The flaws in the system are legion. Behavioral Finance began to look into how human behavior, informational bias, overconfidence and so on can be built into predicting stock and asset performances, and also how to make a profit strategy from it. This was based on stats that showed that between 1966 and 1996 50 percent of fun managers managed to outperform the S&P 500. This demonstrated that the chances of doing so were greater than allowed by EMH, which would have the percentage closer to zero.
It also ignored bubble economies and market crashes. A bubble economy occurs when wild overconfidence leads to massive investments in certain areas. These have include Japan, e-commerce businesses (perhaps twice?) and property. When investors realize their mistakes, the bubble can burst and billions of dollars are wiped out. EMH would have it that all properties, for example, are worth their fair value, so when buying or leasing a property you are paying the amount the property is worth because the market says it is worth that much.
A market crash often happens when a bubble bursts or something goes spectacularly wrong and investors get the jitters. In 1987, on Black Monday, the Dow Jones Industrial Average lost 20 percent of its value in one day. In 2007, business went bankrupt, houses were repossessed and banks went to the wall as a massive property and investment bubble burst.
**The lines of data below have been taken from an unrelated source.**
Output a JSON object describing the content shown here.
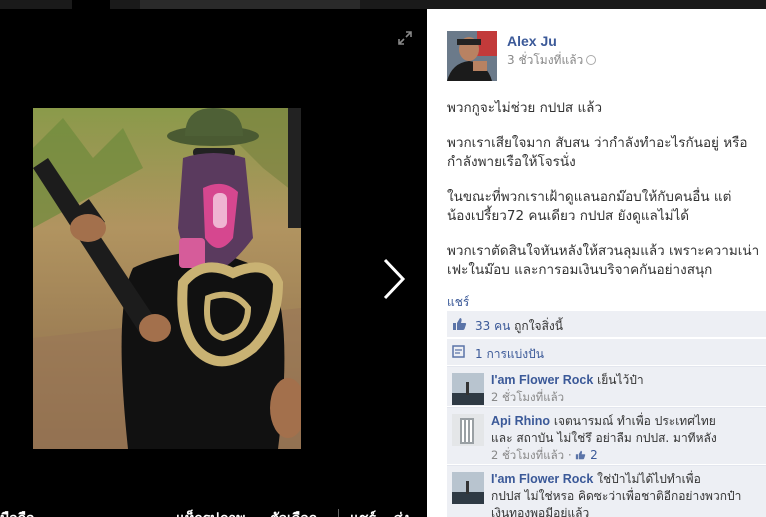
{
  "stage": {
    "bottom_left": "มือถือ",
    "tag_photo": "แท็กรูปภาพ",
    "options": "ตัวเลือก",
    "share": "แชร์",
    "send": "ส่ง"
  },
  "post": {
    "author": "Alex Ju",
    "time": "3 ชั่วโมงที่แล้ว",
    "paragraphs": [
      "พวกกูจะไม่ช่วย กปปส แล้ว",
      "พวกเราเสียใจมาก สับสน ว่ากำลังทำอะไรกันอยู่ หรือ",
      "กำลังพายเรือให้โจรนั่ง",
      "ในขณะที่พวกเราเฝ้าดูแลนอกม๊อบให้กับคนอื่น แต่",
      "น้องเปรี้ยว72 คนเดียว กปปส ยังดูแลไม่ได้",
      "พวกเราตัดสินใจหันหลังให้สวนลุมแล้ว เพราะความเน่า",
      "เฟะในม๊อบ และการอมเงินบริจาคกันอย่างสนุก"
    ],
    "share_link": "แชร์"
  },
  "engagement": {
    "likes_count": "33 คน",
    "likes_suffix": "ถูกใจสิ่งนี้",
    "shares": "1 การแบ่งปัน"
  },
  "comments": [
    {
      "name": "I'am Flower Rock",
      "text": "เย็นไว้ป๋า",
      "time": "2 ชั่วโมงที่แล้ว"
    },
    {
      "name": "Api Rhino",
      "text_line1": "เจตนารมณ์ ทำเพื่อ ประเทศไทย",
      "text_line2": "และ สถาบัน ไม่ใช่รึ อย่าลืม กปปส. มาทีหลัง",
      "time": "2 ชั่วโมงที่แล้ว",
      "likes": "2"
    },
    {
      "name": "I'am Flower Rock",
      "text_line1": "ใช่ป๋าไม่ได้ไปทำเพื่อ",
      "text_line2": "กปปส ไม่ใช่หรอ คิดซะว่าเพื่อชาติอีกอย่างพวกป๋า",
      "text_line3": "เงินทองพอมีอยู่แล้ว"
    }
  ],
  "colors": {
    "link": "#3b5998",
    "panel_bg": "#ffffff",
    "engagement_bg": "#edeff4"
  },
  "icons": [
    "expand-icon",
    "next-arrow-icon",
    "globe-icon",
    "like-icon",
    "share-icon"
  ]
}
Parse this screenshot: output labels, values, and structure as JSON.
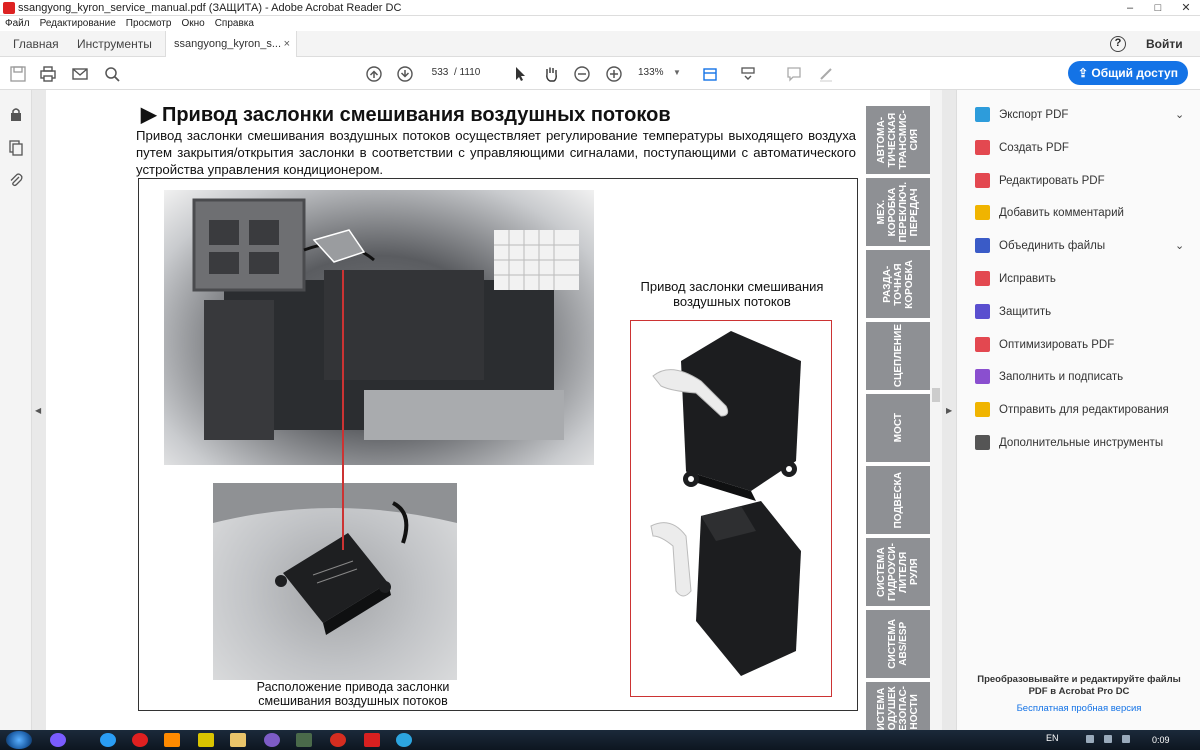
{
  "window": {
    "title": "ssangyong_kyron_service_manual.pdf (ЗАЩИТА) - Adobe Acrobat Reader DC",
    "controls": [
      "–",
      "□",
      "✕"
    ]
  },
  "menu": [
    "Файл",
    "Редактирование",
    "Просмотр",
    "Окно",
    "Справка"
  ],
  "tabs": {
    "home": "Главная",
    "tools": "Инструменты",
    "document": "ssangyong_kyron_s...",
    "close": "×",
    "login": "Войти",
    "help": "?"
  },
  "toolbar": {
    "page_current": "533",
    "page_total": "/ 1110",
    "zoom": "133%",
    "share_label": "Общий доступ"
  },
  "document": {
    "heading": "▶ Привод заслонки смешивания воздушных потоков",
    "paragraph": "Привод заслонки смешивания воздушных потоков осуществляет регулирование температуры выходящего воздуха путем закрытия/открытия заслонки в соответствии с управляющими сигналами, поступающими с автоматического устройства управления кондиционером.",
    "caption_right": "Привод заслонки смешивания воздушных потоков",
    "caption_bottom": "Расположение привода заслонки смешивания воздушных потоков",
    "section_tabs": [
      "АВТОМА-\nТИЧЕСКАЯ\nТРАНСМИС-\nСИЯ",
      "МЕХ.\nКОРОБКА\nПЕРЕКЛЮЧ.\nПЕРЕДАЧ",
      "РАЗДА-\nТОЧНАЯ\nКОРОБКА",
      "СЦЕПЛЕНИЕ",
      "МОСТ",
      "ПОДВЕСКА",
      "СИСТЕМА\nГИДРОУСИ-\nЛИТЕЛЯ\nРУЛЯ",
      "СИСТЕМА\nABS/ESP",
      "СИСТЕМА\nПОДУШЕК\nБЕЗОПАС-\nНОСТИ"
    ]
  },
  "right_panel": {
    "tools": [
      {
        "label": "Экспорт PDF",
        "color": "#2d9cdb",
        "icon": "export-pdf-icon",
        "expand": "⌄"
      },
      {
        "label": "Создать PDF",
        "color": "#e34850",
        "icon": "create-pdf-icon",
        "expand": ""
      },
      {
        "label": "Редактировать PDF",
        "color": "#e34850",
        "icon": "edit-pdf-icon",
        "expand": ""
      },
      {
        "label": "Добавить комментарий",
        "color": "#f0b400",
        "icon": "comment-icon",
        "expand": ""
      },
      {
        "label": "Объединить файлы",
        "color": "#3a5bc7",
        "icon": "combine-files-icon",
        "expand": "⌄"
      },
      {
        "label": "Исправить",
        "color": "#e34850",
        "icon": "fix-icon",
        "expand": ""
      },
      {
        "label": "Защитить",
        "color": "#5a4fcf",
        "icon": "protect-icon",
        "expand": ""
      },
      {
        "label": "Оптимизировать PDF",
        "color": "#e34850",
        "icon": "optimize-pdf-icon",
        "expand": ""
      },
      {
        "label": "Заполнить и подписать",
        "color": "#8a4fcf",
        "icon": "fill-sign-icon",
        "expand": ""
      },
      {
        "label": "Отправить для редактирования",
        "color": "#f0b400",
        "icon": "send-review-icon",
        "expand": ""
      },
      {
        "label": "Дополнительные инструменты",
        "color": "#555555",
        "icon": "more-tools-icon",
        "expand": ""
      }
    ],
    "promo": "Преобразовывайте и редактируйте файлы PDF в Acrobat Pro DC",
    "trial_link": "Бесплатная пробная версия"
  },
  "taskbar": {
    "lang": "EN",
    "time": "0:09"
  }
}
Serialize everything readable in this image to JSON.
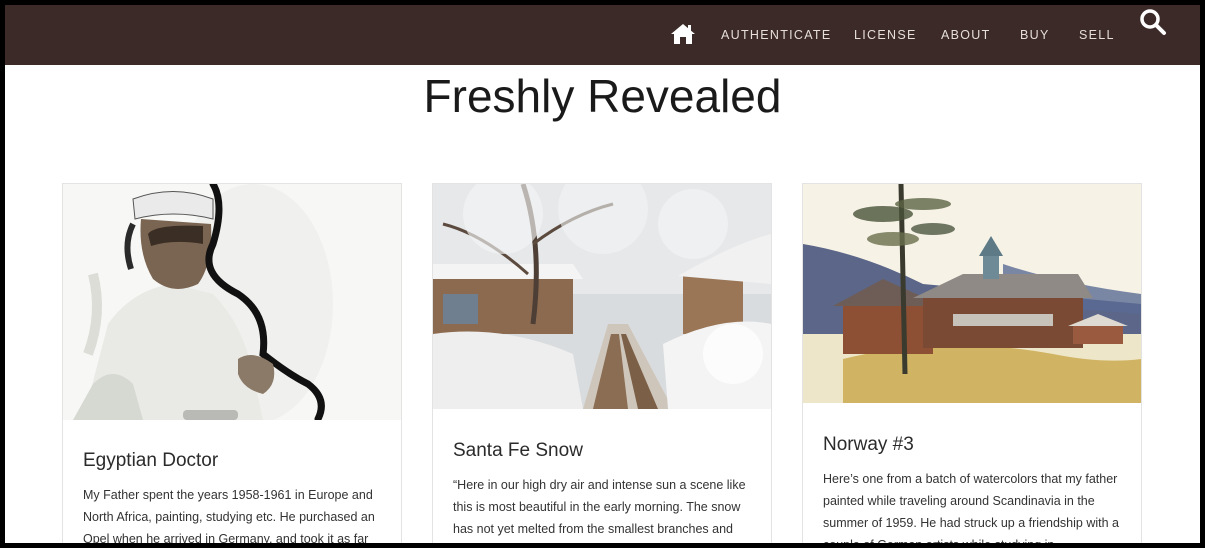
{
  "nav": {
    "home_icon": "home-icon",
    "items": [
      "AUTHENTICATE",
      "LICENSE",
      "ABOUT",
      "BUY",
      "SELL"
    ],
    "search_icon": "search-icon",
    "colors": {
      "bar": "#3b2a27",
      "text": "#e6ded9"
    }
  },
  "page": {
    "title": "Freshly Revealed"
  },
  "cards": [
    {
      "title": "Egyptian Doctor",
      "text": "My Father spent the years 1958-1961 in Europe and North Africa, painting, studying etc. He purchased an Opel when he arrived in Germany, and took it as far"
    },
    {
      "title": "Santa Fe Snow",
      "text": "“Here in our high dry air and intense sun a scene like this is most beautiful in the early morning. The snow has not yet melted from the smallest branches and"
    },
    {
      "title": "Norway #3",
      "text": "Here’s one from a batch of watercolors that my father painted while traveling around Scandinavia in the summer of 1959. He had struck up a friendship with a couple of German artists while studying in"
    }
  ]
}
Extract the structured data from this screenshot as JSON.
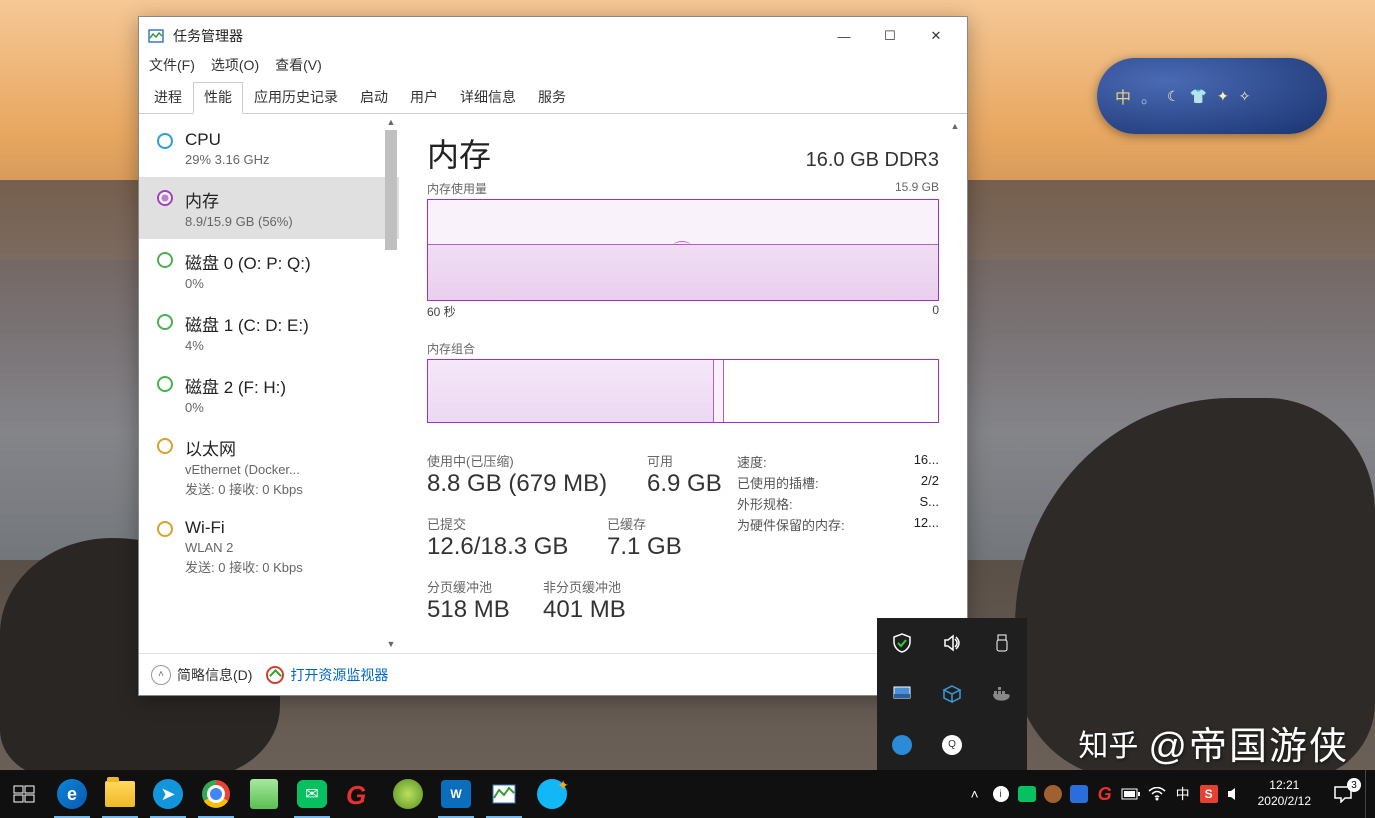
{
  "window": {
    "title": "任务管理器",
    "menu": {
      "file": "文件(F)",
      "options": "选项(O)",
      "view": "查看(V)"
    },
    "tabs": {
      "processes": "进程",
      "performance": "性能",
      "history": "应用历史记录",
      "startup": "启动",
      "users": "用户",
      "details": "详细信息",
      "services": "服务"
    },
    "window_controls": {
      "minimize": "—",
      "maximize": "☐",
      "close": "✕"
    },
    "footer": {
      "collapse": "简略信息(D)",
      "resmon": "打开资源监视器"
    }
  },
  "sidebar": {
    "items": [
      {
        "name": "CPU",
        "sub": "29%  3.16 GHz"
      },
      {
        "name": "内存",
        "sub": "8.9/15.9 GB (56%)"
      },
      {
        "name": "磁盘 0 (O: P: Q:)",
        "sub": "0%"
      },
      {
        "name": "磁盘 1 (C: D: E:)",
        "sub": "4%"
      },
      {
        "name": "磁盘 2 (F: H:)",
        "sub": "0%"
      },
      {
        "name": "以太网",
        "sub": "vEthernet (Docker...",
        "sub2": "发送: 0  接收: 0 Kbps"
      },
      {
        "name": "Wi-Fi",
        "sub": "WLAN 2",
        "sub2": "发送: 0  接收: 0 Kbps"
      }
    ]
  },
  "detail": {
    "title": "内存",
    "spec": "16.0 GB DDR3",
    "graph1_label": "内存使用量",
    "graph1_max": "15.9 GB",
    "axis_left": "60 秒",
    "axis_right": "0",
    "comp_label": "内存组合",
    "stats": {
      "in_use_label": "使用中(已压缩)",
      "in_use_value": "8.8 GB (679 MB)",
      "avail_label": "可用",
      "avail_value": "6.9 GB",
      "committed_label": "已提交",
      "committed_value": "12.6/18.3 GB",
      "cached_label": "已缓存",
      "cached_value": "7.1 GB",
      "paged_label": "分页缓冲池",
      "paged_value": "518 MB",
      "nonpaged_label": "非分页缓冲池",
      "nonpaged_value": "401 MB"
    },
    "right_stats": [
      {
        "k": "速度:",
        "v": "16..."
      },
      {
        "k": "已使用的插槽:",
        "v": "2/2"
      },
      {
        "k": "外形规格:",
        "v": "S..."
      },
      {
        "k": "为硬件保留的内存:",
        "v": "12..."
      }
    ]
  },
  "ime": {
    "lang": "中",
    "sep": "。",
    "moon": "☾",
    "shirt": "👕"
  },
  "tray_popup_icons": [
    "shield",
    "sound",
    "usb",
    "monitor",
    "cube",
    "docker",
    "todesk",
    "qq"
  ],
  "taskbar": {
    "tray": {
      "up": "^",
      "im1": "i",
      "wechat": "w",
      "head": "h",
      "blue": "b",
      "red": "r",
      "battery": "bat",
      "wifi": "wf",
      "ime": "中",
      "sogou": "S",
      "vol": "vol"
    },
    "clock": {
      "time": "12:21",
      "date": "2020/2/12"
    },
    "notif_count": "3"
  },
  "watermark": {
    "brand": "知乎",
    "at": "@帝国游侠"
  },
  "chart_data": {
    "type": "line",
    "title": "内存使用量",
    "ylabel": "内存 (GB)",
    "ylim": [
      0,
      15.9
    ],
    "x_range_seconds": [
      60,
      0
    ],
    "series": [
      {
        "name": "内存使用量",
        "approx_value_gb": 8.9,
        "percent": 56
      }
    ],
    "composition": {
      "in_use_gb": 8.8,
      "compressed_mb": 679,
      "cached_gb": 7.1,
      "available_gb": 6.9,
      "total_gb": 15.9
    }
  }
}
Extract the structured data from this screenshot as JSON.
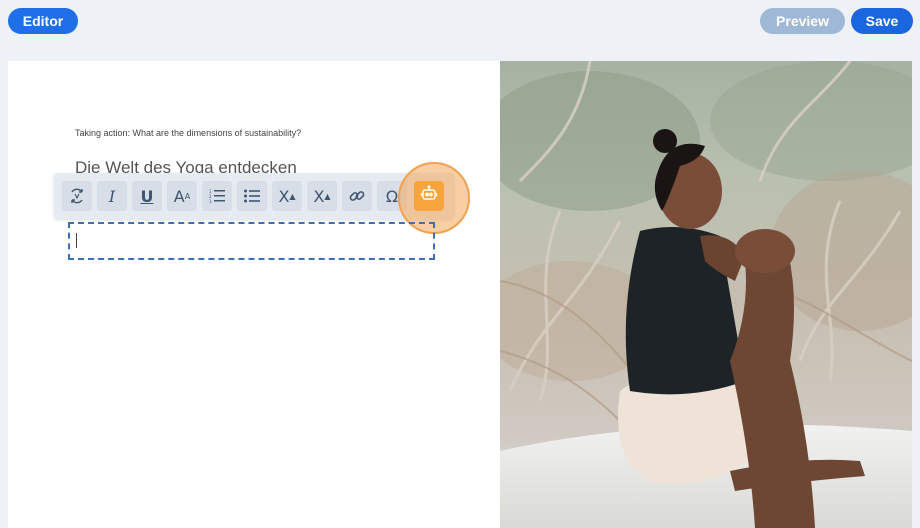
{
  "topbar": {
    "editor_label": "Editor",
    "preview_label": "Preview",
    "save_label": "Save"
  },
  "content": {
    "subtitle": "Taking action: What are the dimensions of sustainability?",
    "heading": "Die Welt des Yoga entdecken"
  },
  "toolbar": {
    "buttons": [
      {
        "icon": "ai-rewrite-icon"
      },
      {
        "icon": "italic-icon",
        "glyph": "I"
      },
      {
        "icon": "underline-icon",
        "glyph": "U"
      },
      {
        "icon": "font-size-icon",
        "glyph": "A"
      },
      {
        "icon": "ordered-list-icon"
      },
      {
        "icon": "bullet-list-icon"
      },
      {
        "icon": "superscript-icon",
        "glyph": "X"
      },
      {
        "icon": "subscript-icon",
        "glyph": "X"
      },
      {
        "icon": "link-icon"
      },
      {
        "icon": "special-character-icon",
        "glyph": "Ω"
      },
      {
        "icon": "robot-assistant-icon"
      }
    ]
  },
  "colors": {
    "primary": "#1f6feb",
    "preview_disabled": "#9fb8d6",
    "highlight": "#f6a43b",
    "dashed_border": "#3b6fb8"
  }
}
Jeremy Grantham blamed EMH for this as its belief in fair market value led to investors and fund managers becoming too confident in the value of the market they were investing in. While this was rejected by Fama, who blamed the recession for the crippled markets rather than vice versa, it seems that EMH is a stock market strategy with waning influence. Then again, in the 2000s they thought the mistakes of the 1930s would never be repeated.